Cafe Barcelona serves up a taste of Spain


Thursday, March 4th, 2010

Music, decor and consulting chef are authentic, but the food is uneven

MIA STAINSBY
Sun

Jennifer Pirie and Sergio Garces ( right) are served Tortilla de Patatas ( Spanish potato and onion omelette served with tomato bread) by owner/manager Roger Creixams at the newly opened restaurant Cafe Barcelona, on Granville Street. STUART DAVIS/ PNG

It was easy to get excited, culinarily, with all things Spanish — Spain being the home of El Bulli, the restaurant that set molecular gastronomy afire.

So when Cafe Barcelona opened in Vancouver’s entertainment centre, I charged in for some tempranillo and tapas.

All the better, the consulting chef was a hot young Spaniard — Benat Ormaetxea — who’d won Spain’s Young Chef of the Year Award a number of years ago and had led the brigade in the Guggenheim Bilbao restaurant before opening his own place.

Between anticipation and eating, there was a bit of a tectonic rift.

Yes, it’s authentic Spanish tapas.
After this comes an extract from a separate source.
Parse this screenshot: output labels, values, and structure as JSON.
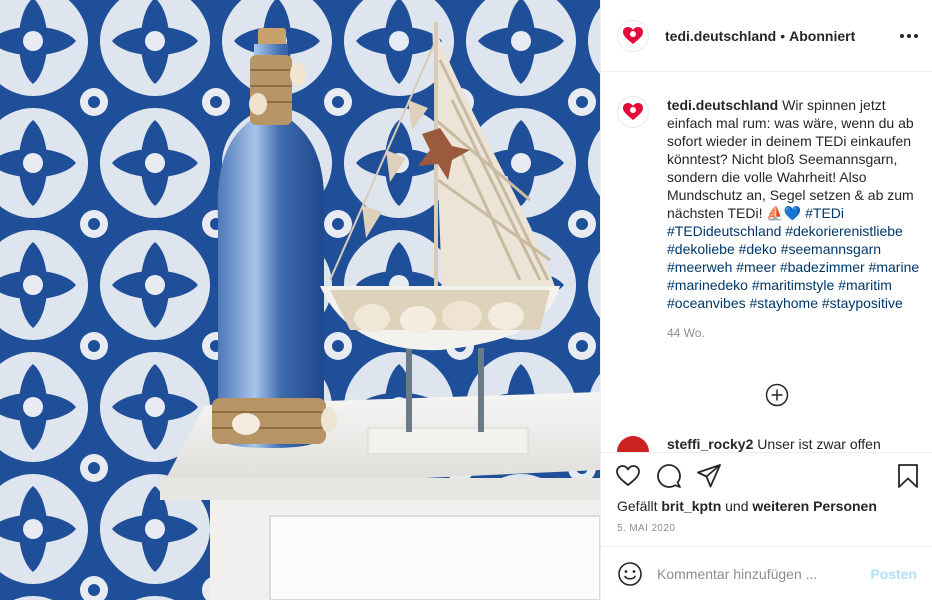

The music, as well as the night and day mural of Barcelona, almost delivers you there, but the food could not sustain my enthusiasm.
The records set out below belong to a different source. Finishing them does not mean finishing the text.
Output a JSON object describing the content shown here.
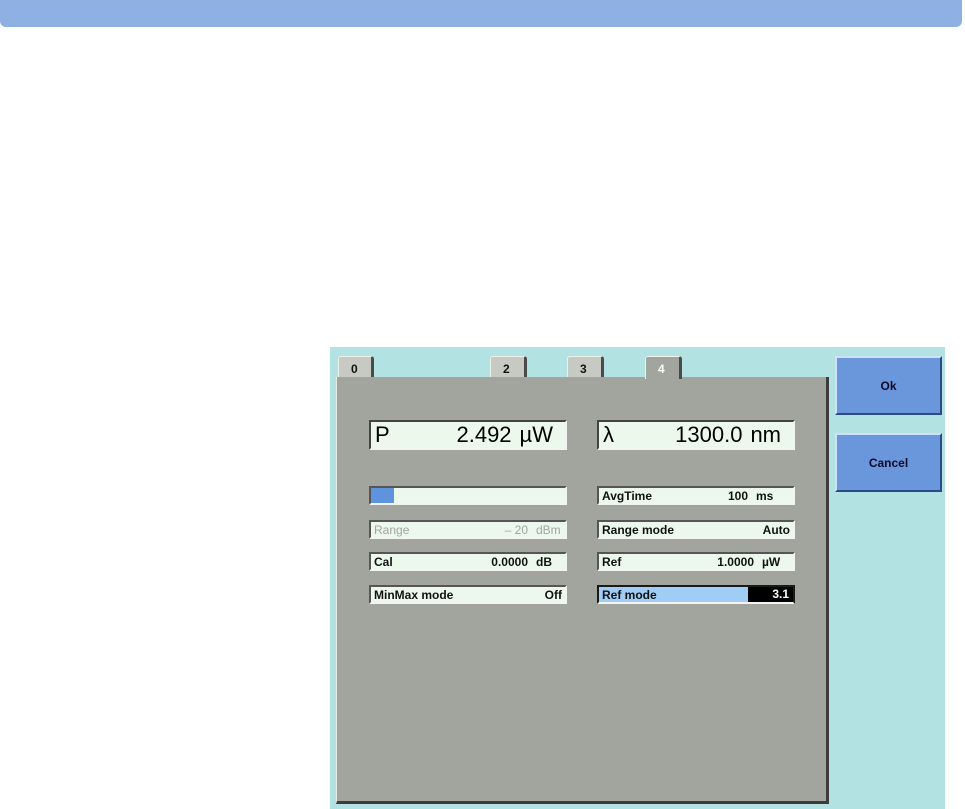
{
  "tabs": [
    {
      "label": "0",
      "active": false
    },
    {
      "label": "2",
      "active": false
    },
    {
      "label": "3",
      "active": false
    },
    {
      "label": "4",
      "active": true
    }
  ],
  "power": {
    "symbol": "P",
    "value": "2.492",
    "unit": "µW"
  },
  "wavelength": {
    "symbol": "λ",
    "value": "1300.0",
    "unit": "nm"
  },
  "signal_level": 0.12,
  "range": {
    "label": "Range",
    "value": "– 20",
    "unit": "dBm"
  },
  "cal": {
    "label": "Cal",
    "value": "0.0000",
    "unit": "dB"
  },
  "minmax": {
    "label": "MinMax mode",
    "value": "Off"
  },
  "avgtime": {
    "label": "AvgTime",
    "value": "100",
    "unit": "ms"
  },
  "range_mode": {
    "label": "Range mode",
    "value": "Auto"
  },
  "ref": {
    "label": "Ref",
    "value": "1.0000",
    "unit": "µW"
  },
  "ref_mode": {
    "label": "Ref mode",
    "value": "3.1"
  },
  "buttons": {
    "ok": "Ok",
    "cancel": "Cancel"
  },
  "colors": {
    "title_bar": "#8eb0e3",
    "panel": "#b3e2e2",
    "content": "#a2a59e",
    "field": "#ecf8ec",
    "selected": "#9fcdf5",
    "button": "#6a97dc"
  }
}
There are some delicious bites, but enough are off-key to have lost me.

To add to this, servers ( often, it’s the owner, Roger Creixams, who trained as a mechanical engineer) are friendly, welcoming and well meaning, but they drop the ball when it gets busy ( and it did).

Wine glasses sat empty, and the diner next to me had to wave his glass for wine service.

Steel napkin holders dispense teeny napkins.

And the room was too cold, which might whip up appetites but certainly detracts from atmosphere.

In the bathroom, I wasn’t thrilled to see blue water in the toilet bowl.

I’ll say one thing, though. If you keep your drinks to a minimum, you can have an ample meal for less than $ 50.

Some are tapas ( hot and cold) and some are pintxos ( smaller and snack-sized).

I enjoyed the Basque sausages ( from Oyama Sausage on Granville Island).

The tortilla de patatas ( potato and onion omelette) was tepid in temperature but not in flavour.

The cabra con piquillo ( goat cheese, anchovy and piquillo pepper) was lively and had bite.

The gambras ajillo ( prawns with garlic, parsley) was fresh and nicely cooked.

Croquetas ( with ham or tuna) had a nice breaded exterior, but the bechamel filling was pasty and there was little evidence of any protein.

A grilled red pepper and eggplant with goat cheese was oily, limp and tepid.

Xaca ( crab, mayo, red pepper, egg, salmon roe) had very little crab flavour.

The two desserts I tried were both problematic. A crème brûlé was too liquid and tooth-achey sweet; and tarta Santiago, an almond pie, was bland, if not stale.

Still, the restaurant wasn’t suffering. It wasn’t the young trendoid crowd ( heavens no, when you consider the table next to us where the gents were unrelenting with lame sexual innuendo jokes), but the place was nearly full by the time we left.

I’m thinking, maybe they ought to look to Mis Trucos, another Spanish tapas joint, on Davie Street — where the chef is local and not even Spanish — for lessons in combining Spain with Vancouver’s hunger for fresh, pure flavours.